STAR TREK: PICARD 1X09, LA RECENSIONE

Fermiamoci un attimo, rilassiamo la mascella, facciamo un bel respiro e diciamolo: WOW! In Picard sta finalmente succedendo tutto, i nodi stanno venendo al pettine e le rivelazioni, be’, rivelate. E che rivelazioni! Il rischio di aver costruito otto episodi di mistero e tensione è sempre il solito: risposte non all’altezza dell’aspettativa, e decisamente meno interessanti delle domande. Ecco, Et in Arcadia Ego ride in faccia a questi dubbi con un’accelerata – anche in termini di spettacolo visivo – che ci porterà, tra una settimana, dritti verso una serie di inevitabili conclusioni, alcune delle quali potrebbero rivelarsi ben più radicali di quello che ci si aspettava da questa serie.

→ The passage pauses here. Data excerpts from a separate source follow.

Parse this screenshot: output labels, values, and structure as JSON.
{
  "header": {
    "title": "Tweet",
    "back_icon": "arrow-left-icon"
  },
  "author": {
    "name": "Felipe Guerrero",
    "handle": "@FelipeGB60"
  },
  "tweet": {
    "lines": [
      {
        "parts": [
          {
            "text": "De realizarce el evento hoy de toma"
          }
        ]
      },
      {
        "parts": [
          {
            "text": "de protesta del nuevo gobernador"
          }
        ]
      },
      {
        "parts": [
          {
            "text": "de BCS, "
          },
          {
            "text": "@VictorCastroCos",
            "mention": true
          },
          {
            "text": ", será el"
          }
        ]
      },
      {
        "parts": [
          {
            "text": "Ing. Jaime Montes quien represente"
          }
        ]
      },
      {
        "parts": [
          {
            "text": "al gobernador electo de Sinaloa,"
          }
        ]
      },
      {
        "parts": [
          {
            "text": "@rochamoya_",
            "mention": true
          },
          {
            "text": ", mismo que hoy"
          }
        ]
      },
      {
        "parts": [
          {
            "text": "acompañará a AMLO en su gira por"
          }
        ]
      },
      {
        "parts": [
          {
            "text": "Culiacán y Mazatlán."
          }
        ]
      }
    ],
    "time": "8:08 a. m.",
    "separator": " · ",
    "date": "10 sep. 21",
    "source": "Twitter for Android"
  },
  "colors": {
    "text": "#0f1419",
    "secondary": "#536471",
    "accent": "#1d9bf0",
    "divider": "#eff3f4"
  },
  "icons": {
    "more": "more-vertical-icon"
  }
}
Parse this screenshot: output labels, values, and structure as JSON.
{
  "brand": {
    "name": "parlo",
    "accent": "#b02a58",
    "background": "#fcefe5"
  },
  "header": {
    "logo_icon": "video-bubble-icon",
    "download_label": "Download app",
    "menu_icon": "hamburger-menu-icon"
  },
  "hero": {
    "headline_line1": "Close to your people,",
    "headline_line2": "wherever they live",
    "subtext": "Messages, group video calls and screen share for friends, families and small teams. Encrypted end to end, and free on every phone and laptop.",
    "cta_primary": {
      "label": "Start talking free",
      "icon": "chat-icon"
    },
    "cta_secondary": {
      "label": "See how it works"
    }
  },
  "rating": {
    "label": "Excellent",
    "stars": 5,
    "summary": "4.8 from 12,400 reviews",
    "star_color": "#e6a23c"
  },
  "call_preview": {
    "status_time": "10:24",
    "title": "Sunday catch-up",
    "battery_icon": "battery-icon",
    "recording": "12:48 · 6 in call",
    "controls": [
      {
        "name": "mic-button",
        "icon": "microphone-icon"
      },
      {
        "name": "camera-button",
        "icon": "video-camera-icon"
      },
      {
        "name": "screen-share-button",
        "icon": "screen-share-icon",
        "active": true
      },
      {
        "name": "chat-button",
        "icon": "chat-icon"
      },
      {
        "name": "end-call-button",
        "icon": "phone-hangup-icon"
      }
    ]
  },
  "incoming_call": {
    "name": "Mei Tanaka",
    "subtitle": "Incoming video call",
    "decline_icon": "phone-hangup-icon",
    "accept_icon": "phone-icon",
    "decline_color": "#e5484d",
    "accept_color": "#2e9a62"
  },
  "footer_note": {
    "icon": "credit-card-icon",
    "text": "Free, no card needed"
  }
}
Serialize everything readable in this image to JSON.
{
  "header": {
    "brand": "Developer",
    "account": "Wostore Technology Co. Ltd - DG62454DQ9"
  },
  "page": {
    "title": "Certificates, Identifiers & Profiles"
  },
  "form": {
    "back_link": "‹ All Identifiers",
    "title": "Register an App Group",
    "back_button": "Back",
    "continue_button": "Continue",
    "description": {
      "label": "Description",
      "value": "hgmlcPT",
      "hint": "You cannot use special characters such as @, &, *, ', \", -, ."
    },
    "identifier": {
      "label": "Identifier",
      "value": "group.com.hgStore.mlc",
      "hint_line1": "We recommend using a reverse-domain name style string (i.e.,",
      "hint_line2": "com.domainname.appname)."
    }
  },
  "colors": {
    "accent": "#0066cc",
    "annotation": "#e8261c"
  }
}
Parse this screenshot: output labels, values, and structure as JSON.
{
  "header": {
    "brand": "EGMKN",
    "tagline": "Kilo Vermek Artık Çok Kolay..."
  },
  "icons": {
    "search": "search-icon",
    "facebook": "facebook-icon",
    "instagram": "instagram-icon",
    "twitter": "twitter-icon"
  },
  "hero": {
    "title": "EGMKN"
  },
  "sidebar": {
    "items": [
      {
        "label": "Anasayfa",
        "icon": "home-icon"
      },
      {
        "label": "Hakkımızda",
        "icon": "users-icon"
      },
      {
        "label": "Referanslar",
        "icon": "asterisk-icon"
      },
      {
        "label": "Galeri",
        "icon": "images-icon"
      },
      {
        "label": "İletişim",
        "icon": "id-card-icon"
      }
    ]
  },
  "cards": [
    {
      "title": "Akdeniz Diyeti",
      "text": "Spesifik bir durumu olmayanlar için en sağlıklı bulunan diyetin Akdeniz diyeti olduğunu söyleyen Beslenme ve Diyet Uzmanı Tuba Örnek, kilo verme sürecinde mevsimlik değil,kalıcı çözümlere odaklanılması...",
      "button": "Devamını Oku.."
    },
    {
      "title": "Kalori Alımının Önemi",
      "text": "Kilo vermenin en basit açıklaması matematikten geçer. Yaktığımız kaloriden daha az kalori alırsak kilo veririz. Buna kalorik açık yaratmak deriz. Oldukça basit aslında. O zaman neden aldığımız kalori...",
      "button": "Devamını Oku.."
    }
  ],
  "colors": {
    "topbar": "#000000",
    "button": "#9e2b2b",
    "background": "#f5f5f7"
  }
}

Cos’è successo di così clamoroso? Quello che aspettiamo dal primo episodio: Soji è tornata a casa, su quello che abbiamo deciso di ribattezzare “pianeta dei Data”, e con lei tutti gli altri pezzi della scacchiera: qualcuno è già lì con lei, qualcuno è in arrivo, molti non si trovano dove pensavano che si sarebbero trovati a questo punto. L’ormai famigerata Ammonizione non ha deluso, come non l’ha fatto conoscere per la prima volta di persona un nome che il fandom di The Next Generation ha sentito ripetere centinaia di volte. C’è qui e là la sensazione che qualche parentesi sia stata chiusa un po’ di fretta per concentrarsi sul climax, ma di fronte alla visione di una serie di orchidee giganti che inghiottono astronavi si può anche chiudere un occhio sugli inciampi.

Cosa rimane quindi da dire su Picard che non possa aspettare la seconda parte di Et in Arcadia Ego? Potremmo prenderci un attimo per lodare tutti i membri del cast che non sono Patrick Stewart, il quale, ora che ci avviciniamo alla fine, si è definitivamente preso sulle spalle il peso della serie (in collaborazione con Isa Briones, sempre più clamorosa). A tutti gli altri non rimane che guardare e fare da supporto, soprattutto se, come sembra, Picard si dimostrerà una sorta di giro d’onore per l’ammiragio Jean-Luc. Ora prepariamoci a trattenere il fiato per altri sette giorni, prima dell’ultimo tuffo.